My first feeling was devastation, but I didn't explore it very much and found it far more comfortable to revert back to denial. Such disturbing and severe emotions didn't need attention until it was absolutely necessary.
"Why?” I searched my mind for an answer to his question. Did I really have one? “Because ... you know who Andy Taylor is.” Other words and reasons escaped my mind. “Um ... because you don't look like one.” He didn't, either. He wasn't in his thirties or forties or ugly as sin and didn't have a mustache or any tattoos that I could see. He was just like me, only better-looking.

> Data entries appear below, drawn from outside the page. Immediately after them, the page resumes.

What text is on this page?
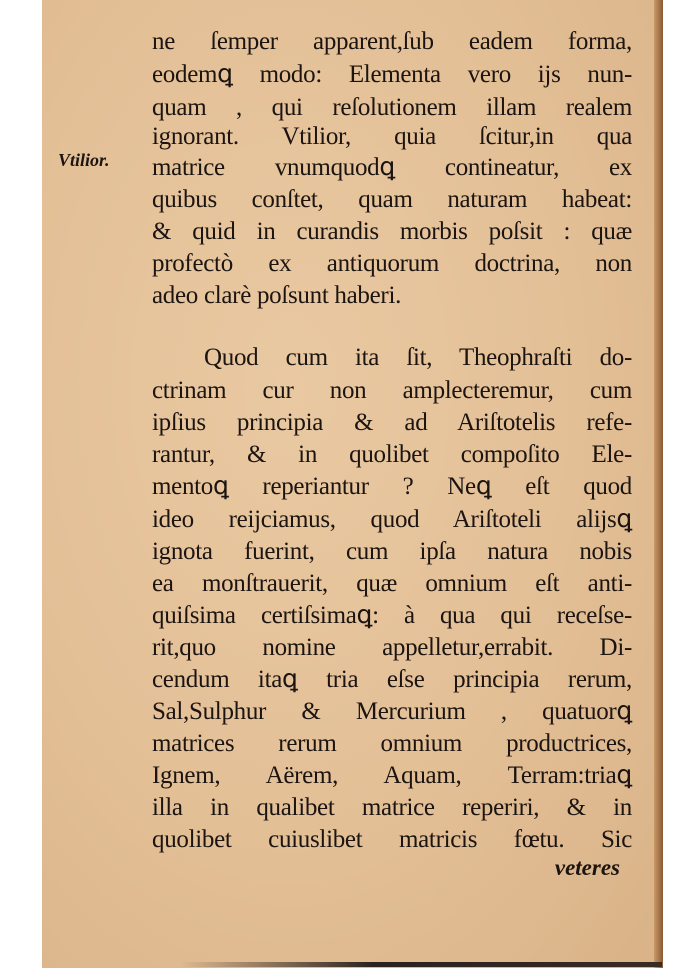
Vtilior.
ne ſemper apparent,ſub eadem forma,
eodemꝗ modo: Elementa vero ijs nun-
quam , qui reſolutionem illam realem
ignorant. Vtilior, quia ſcitur,in qua
matrice vnumquodꝗ contineatur, ex
quibus conſtet, quam naturam habeat:
& quid in curandis morbis poſsit : quæ
profectò ex antiquorum doctrina, non
adeo clarè poſsunt haberi.
Quod cum ita ſit, Theophraſti do-
ctrinam cur non amplecteremur, cum
ipſius principia & ad Ariſtotelis refe-
rantur, & in quolibet compoſito Ele-
mentoꝗ reperiantur ? Neꝗ eſt quod
ideo reijciamus, quod Ariſtoteli alijsꝗ
ignota fuerint, cum ipſa natura nobis
ea monſtrauerit, quæ omnium eſt anti-
quiſsima certiſsimaꝗ: à qua qui receſse-
rit,quo nomine appelletur,errabit. Di-
cendum itaꝗ tria eſse principia rerum,
Sal,Sulphur & Mercurium , quatuorꝗ
matrices rerum omnium productrices,
Ignem, Aërem, Aquam, Terram:triaꝗ
illa in qualibet matrice reperiri, & in
quolibet cuiuslibet matricis fœtu. Sic
veteres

"Oh, please.” Jordan rolled his eyes. “Don't tell me you're one of those people holding on to the stereotypes that all gay men are in their thirties and forties, are butt-ugly, have mustaches and tattoos, are you?"
"Of course not.” Now I rolled my eyes. “I mean, what kind of person do you think I am, anyway?” I turned, snorted then looked back at him. “I'm a writer,” I explained. “As a breed, we hate cliches and stereotypes. You just seem normal, that's all."
I never would have guessed or suspected it about him. Why did he have to tell me he was gay? I mean, why ruin such a perfect conversation with talk like that? Maybe he was just trying to be interesting. If so, he didn't need to be. I was perfectly captivated with him the way he was.
"You look ... normal.” I spoke the word again.
"What's normal?” Jordan had obviously had this conversation with others before because he knew exactly what to say to stump me at every turn.
"I've never been asked that before.” I thought about what to say to him. I felt like I owed him an answer, mostly because it seemed like something he needed to hear. Or was that me who needed to hear it? If so, then why? “I guess normal is a stereotype in itself. If you were a stereotypical gay, then you would look and act a very certain way that would defin
e you as a ‘normal’ gay. If you were a yuppie, you would look and act in another very specific way. While there's going to be some differences from person to person, there will always be similarities. Now that I think about it, maybe it's the similarities that define the norm."
I was confusing myself. There really didn't seem to be a solid definition of normal that I had a grasp of. God, did anybody? I wondered how well Jordan knew himself. It was time to find out.
"Let me put this a different way. How do you know you're gay?” I asked him, straightforward and matter-of-factly.
"How do you know you're straight?” he retorted in the same manner.
"Well...” Well, shit! That backfired. I had absolutely no idea what made me think I was straight. Could that be his point? And why was he smiling at me?
If I could tell him how I knew I was straight, I would be answering my own question to him. If I could “just know,” then it would follow that he could, too, unless he was lying.
"Let me put it another way."
I wasn't going to let him know I was wrestling with the answer. The last thing I wanted to reveal was that he might actually have me on this whole issue so far. I hated it when the beautiful people got the upper hand with me.
"When did you first fantasize you were gay?"
"Fantasize?” Jordan gazed at me.
"Realize. I said realize.” I hoped my face didn't give away that I just realized I really had said “fantasize."
"Right."
Okay, so he wasn't buying it. I tried.
"When did you first realize you were straight?"
"What?” Prick! Would he quit doing that?
I supposed my answer should have been along the lines of knowing it when I first lay with a woman and had sex with her, but that hadn't exactly happened yet. He didn't need to know that, though. The last time I'd been with anybody—actually, the only times I'd been with anybody—had been my guy friends back home a long time ago. Jordan didn't need to know that, either, since I didn't think it would help my case much.